**Research question:** Does changing the power of the plasma beam effect the etching rate?


**Null Hypothesis (H0):** There's no significant difference in the mean etching rate for different levels of power.


**Alternative Hypothesis (Ha):** There is a significant difference in the mean etching rate for different levels of power.

**Significance level:** α = 0.05 (there's a 5% chance of rejecting the null hypothesis when it is true)

**ANOVA:** We will use the ols model from the statsmodel.api library to calculate the F-statistic and associated p-value.

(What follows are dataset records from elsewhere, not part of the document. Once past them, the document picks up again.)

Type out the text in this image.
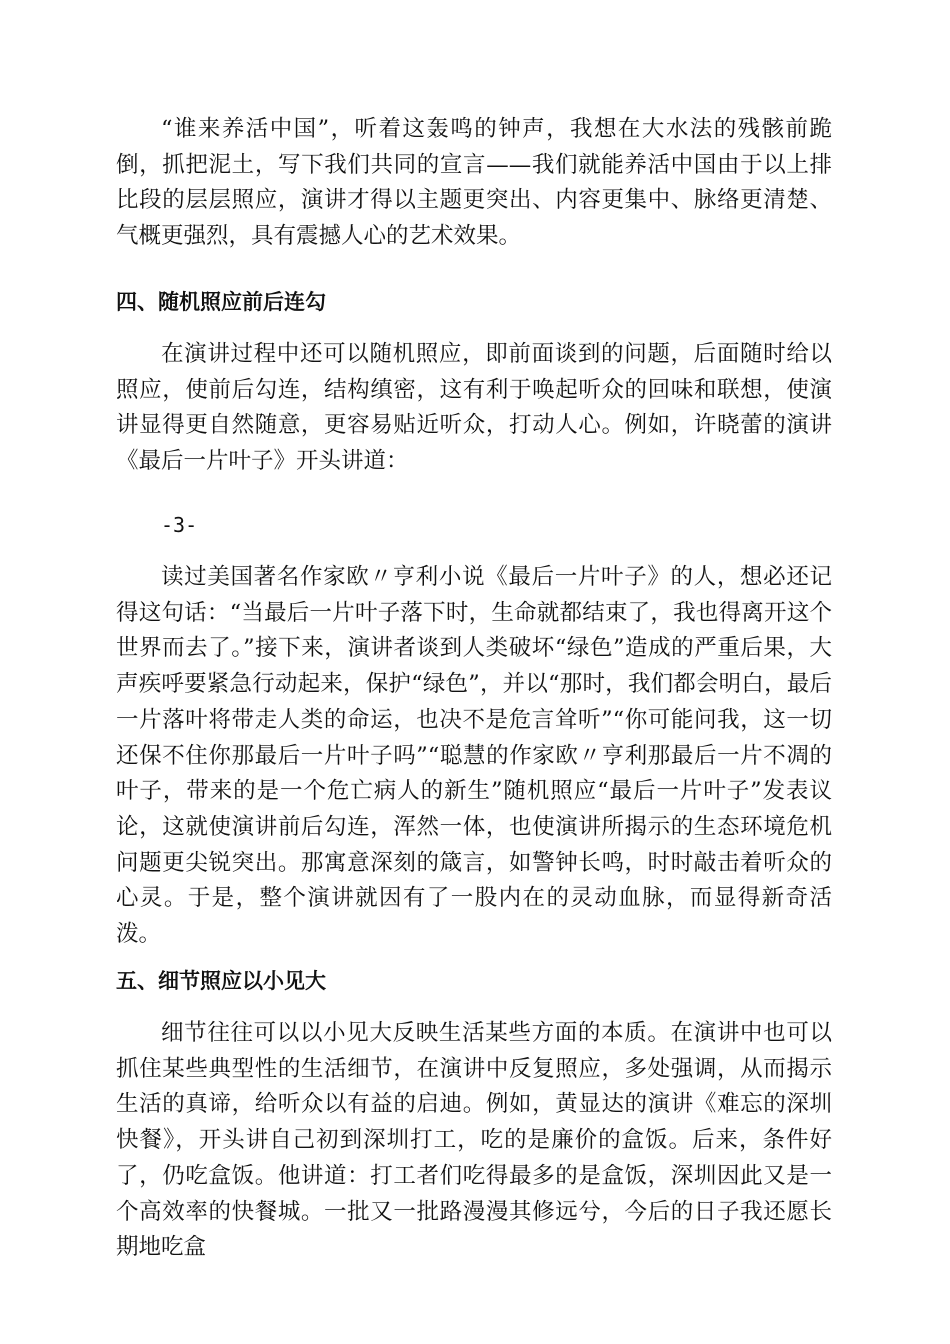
“谁来养活中国”，听着这轰鸣的钟声，我想在大水法的残骸前跪倒，抓把泥土，写下我们共同的宣言——我们就能养活中国由于以上排比段的层层照应，演讲才得以主题更突出、内容更集中、脉络更清楚、气概更强烈，具有震撼人心的艺术效果。

四、随机照应前后连勾

在演讲过程中还可以随机照应，即前面谈到的问题，后面随时给以照应，使前后勾连，结构缜密，这有利于唤起听众的回味和联想，使演讲显得更自然随意，更容易贴近听众，打动人心。例如，许晓蕾的演讲《最后一片叶子》开头讲道：

-3-

读过美国著名作家欧〃亨利小说《最后一片叶子》的人，想必还记得这句话：“当最后一片叶子落下时，生命就都结束了，我也得离开这个世界而去了。”接下来，演讲者谈到人类破坏“绿色”造成的严重后果，大声疾呼要紧急行动起来，保护“绿色”，并以“那时，我们都会明白，最后一片落叶将带走人类的命运，也决不是危言耸听”“你可能问我，这一切还保不住你那最后一片叶子吗”“聪慧的作家欧〃亨利那最后一片不凋的叶子，带来的是一个危亡病人的新生”随机照应“最后一片叶子”发表议论，这就使演讲前后勾连，浑然一体，也使演讲所揭示的生态环境危机问题更尖锐突出。那寓意深刻的箴言，如警钟长鸣，时时敲击着听众的心灵。于是，整个演讲就因有了一股内在的灵动血脉，而显得新奇活泼。

五、细节照应以小见大

细节往往可以以小见大反映生活某些方面的本质。在演讲中也可以抓住某些典型性的生活细节，在演讲中反复照应，多处强调，从而揭示生活的真谛，给听众以有益的启迪。例如，黄显达的演讲《难忘的深圳快餐》，开头讲自己初到深圳打工，吃的是廉价的盒饭。后来，条件好了，仍吃盒饭。他讲道：打工者们吃得最多的是盒饭，深圳因此又是一个高效率的快餐城。一批又一批路漫漫其修远兮，今后的日子我还愿长期地吃盒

**Interpret the results:** If ANOVA is statistically significant (p-value smaller than α),
we reject the null hypothesis and conclude that there is a significant difference in the mean etching rate for different levels of power.

**Degrees of freedom:** The number of degrees of freedom of the model is k-1, with k = number of power levels being analyzed.
The degrees of freedom for the error term is n-k, where n = total number of observations. 
The total degrees of freedom is n-1.

In [9]:
import pandas as pd
import numpy as np
import warnings
warnings.filterwarnings('ignore')
import statsmodels.api as sm
from statsmodels.formula.api import ols
from scipy.stats import ttest_ind

In [2]:
data=pd.read_excel('/Users/pedro/Desktop/Ironhack/Unit 07/Labs/lab-inferential-statistics-anova/files_for_lab/anova_lab_data.xlsx')

In [3]:
data=data.rename(columns={'Power ':'power','Etching Rate': 'etching_rate'})

In [4]:
data

Unnamed: 0,power,etching_rate
0,160 W,5.43
1,180 W,6.24
2,200 W,8.79
3,160 W,5.71
4,180 W,6.71
5,200 W,9.2
6,160 W,6.22
7,180 W,5.98
8,200 W,7.9
9,160 W,6.01


In [5]:
data.groupby('power')['etching_rate'].mean()

power
160 W    5.792
180 W    6.238
200 W    8.318
Name: etching_rate, dtype: float64

In [6]:
import statsmodels.api as sm
from statsmodels.formula.api import ols

model = ols('etching_rate ~ C(power)', data=data).fit()
sm.stats.anova_lm(model)

Unnamed: 0,df,sum_sq,mean_sq,F,PR(>F)
C(power),2.0,18.176653,9.088327,36.878955,8e-06
Residual,12.0,2.95724,0.246437,,


- We have a P-value of 8x10^-6 that is lower than our significance level of 0.05.
- We can conclude that at least one of powers variances resulted in different mean from the others.
- We can apply t-test in each pair (we have 3 pairs) to make check if the power 200 W has more efficiency.

In [8]:
data.pivot(columns='power').describe().head(3)

Unnamed: 0_level_0,etching_rate,etching_rate,etching_rate
power,160 W,180 W,200 W
count,5.0,5.0,5.0
mean,5.792,6.238,8.318
std,0.319875,0.434304,0.669604


In [17]:
power_a = data[data['power'] == '180 W']['etching_rate']

for power in data['power'].unique():
    power_b = data[data['power'] == power]['etching_rate']
    print(power, ttest_ind(power_a, power_b))

160 W Ttest_indResult(statistic=1.84892009935179, pvalue=0.10164495449539465)
180 W Ttest_indResult(statistic=0.0, pvalue=1.0)
200 W Ttest_indResult(statistic=-5.827496614588661, pvalue=0.0003926796476049085)


We can conclude that the more power, the more efficiency it gets (within the range analysed).